The tribe’s relationship is based on a strict set of rules. The tribe is made up of several small groups of men who are of the same age group. These young men must undergo the ceremony of circumcision and dedication. After circumcision, the young warriors leave their homesteads, armed with spears to make their own life on the plains where they will be looking after cattle.
Maasai Culture, Women
You cannot talk about Maasai culture without mentioning Maasai beadwork done by the women. With bright hues, particularly red, green and blue, the beads are very symbolic of the culture. The most common necklace features a flat, large disc made of rows of beads that are put together using cowhide strips. They have now become prized fashion accessory recognized worldwide, but for the Maasai, they are traditional pieced and a very significant part of their culture.
The Maasai people have less regard for the women gender. The Maasai woman is by cultural and traditional always subjugated under the man, without a say, a life of her own and no education. As mentioned earlier, it is the woman’s responsibility to milk the cows, fetch water and she would walk very long distances to get water for the family. When she is married, she never has the right to divorce, unlike the man and in the case of a divorce or death of her husband, she will never be married again but will rather be inherited by a male member of her husbands’ family (in the case of death to her husband). They practice female circumcision but the irony is that the circumcision is done at a later stage – at 10 to 13 years and at that age they are set to be married off to anyone who can provide the exchange, usually cows or cash and it is customary for a wife to bear at least eight children.
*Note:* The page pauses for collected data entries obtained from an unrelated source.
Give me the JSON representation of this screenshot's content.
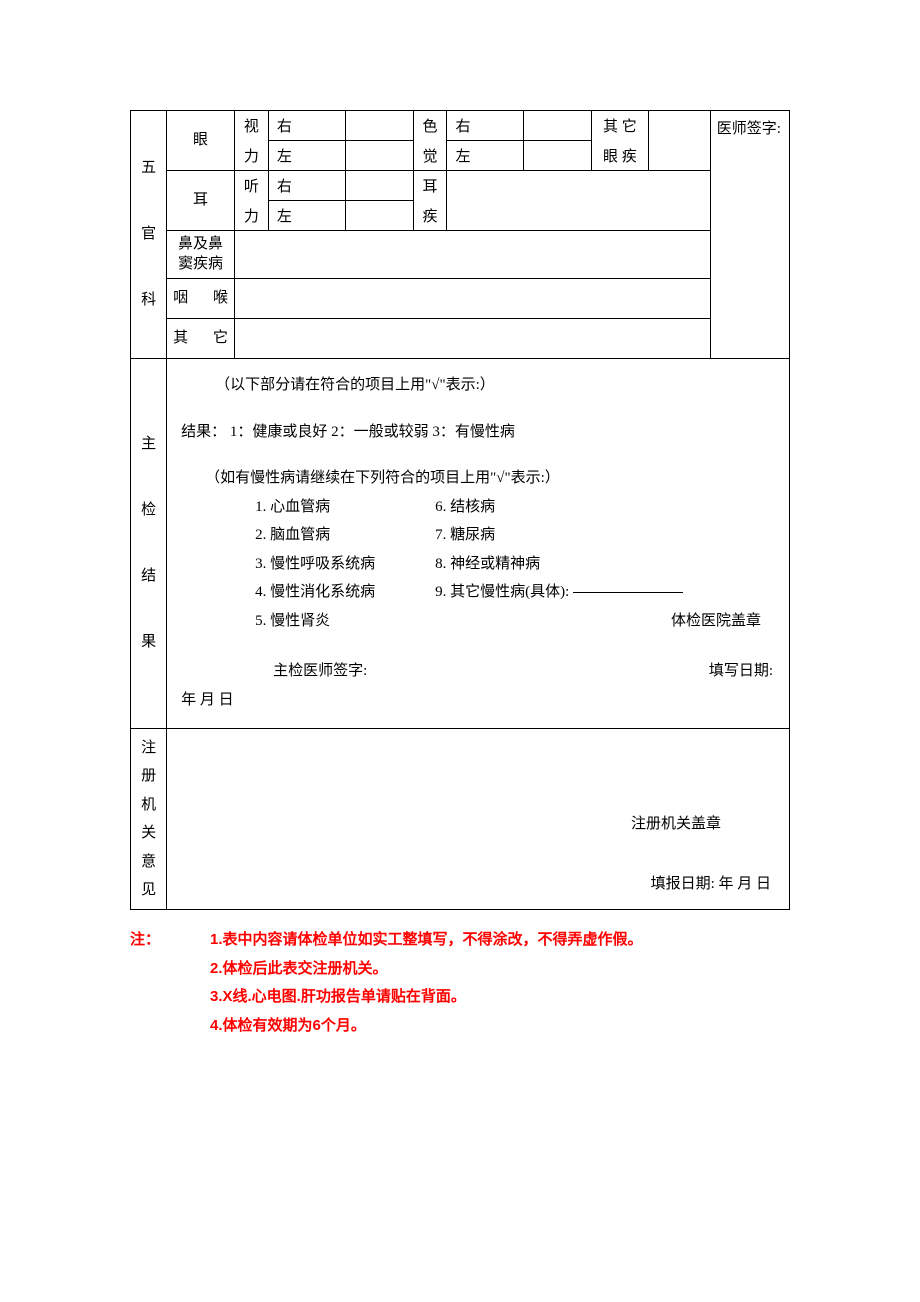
{
  "section_five": {
    "label": "五官科",
    "eye": {
      "label": "眼",
      "vision_label": "视力",
      "right": "右",
      "left": "左",
      "color_label": "色觉",
      "color_right": "右",
      "color_left": "左",
      "other_label": "其 它眼 疾"
    },
    "ear": {
      "label": "耳",
      "hearing_label": "听力",
      "right": "右",
      "left": "左",
      "disease_label": "耳疾"
    },
    "nose": {
      "label": "鼻及鼻窦疾病"
    },
    "throat": {
      "label": "咽    喉"
    },
    "other": {
      "label": "其    它"
    },
    "doctor_sign": "医师签字:"
  },
  "main_result": {
    "label": "主检结果",
    "instruction": "（以下部分请在符合的项目上用\"√\"表示:）",
    "result_line": "结果：  1：健康或良好       2：一般或较弱        3：有慢性病",
    "chronic_instruction": "（如有慢性病请继续在下列符合的项目上用\"√\"表示:）",
    "d1": "1. 心血管病",
    "d2": "2. 脑血管病",
    "d3": "3. 慢性呼吸系统病",
    "d4": "4. 慢性消化系统病",
    "d5": "5. 慢性肾炎",
    "d6": "6. 结核病",
    "d7": "7. 糖尿病",
    "d8": "8. 神经或精神病",
    "d9": "9. 其它慢性病(具体):",
    "hospital_stamp": "体检医院盖章",
    "chief_sign": "主检医师签字:",
    "fill_date": "填写日期:",
    "date_suffix": "年    月    日"
  },
  "registration": {
    "label": "注册机关意见",
    "stamp": "注册机关盖章",
    "report_date": "填报日期:     年    月    日"
  },
  "notes": {
    "label": "注：",
    "n1": "1.表中内容请体检单位如实工整填写，不得涂改，不得弄虚作假。",
    "n2": "2.体检后此表交注册机关。",
    "n3": "3.X线.心电图.肝功报告单请贴在背面。",
    "n4": "4.体检有效期为6个月。"
  }
}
That number used to be seventeen.
The Maasai women do not do anything to improve their life. Their basic role in society is living out the whims and caprices of the men in their lives, either a father or a husband, little wonder their life expectancy is 45 years.
Their Warriors, Religion
Every young man in the Maasai tribe is expected to be a warrior but not all of them eventually become one. It takes a devilish courage to become a Maasai warrior. Wishes and expectations are simply not just enough. An intending Massai warrior must go through an open circumcision before the entire tribe without showing any signs of pain, this qualifies them to be warriors after they heal. Then they spend months in the bush where they learn how the kill predators.
While the elders are expected to handle the day to day administration of the tribe, the younger men take up the role of warriors whose responsibility is to keep the tribe safe from adversaries and the cattle from wild animals. They are also charged with taking the cattle for grazing in the hinterlands in the offseason. Aside from these responsibilities, a warrior in the Maasai tribe also have some privileges. The Warriors have a chief. In the past, any warrior who could kill a lion becomes the chief. But due to conservation and anti-poaching laws, he is chosen by a high jump ritual.
Warriors are groomed according to age groups. After serving the tribe for 20 years as warriors, another process is initiated for the grooming of the next set of community warriors. And what happens to the older warriors? they transit into the eldership phase. They begin to develop and learn the basics of communal politics and so become elders of the tribe, thus, handing the baton of warriors to the next generation.
The Maasai tribe is a monotheist tribe. They believe in one God who they refer to as Ngai. Ngai manifests in two forms which are represented by the colors black and red. The black representation is called Ngai Narok which shows the god as a good and gracious God. The red representation depicts the angry side of Ngai and is called Ngai Na-Nyokie.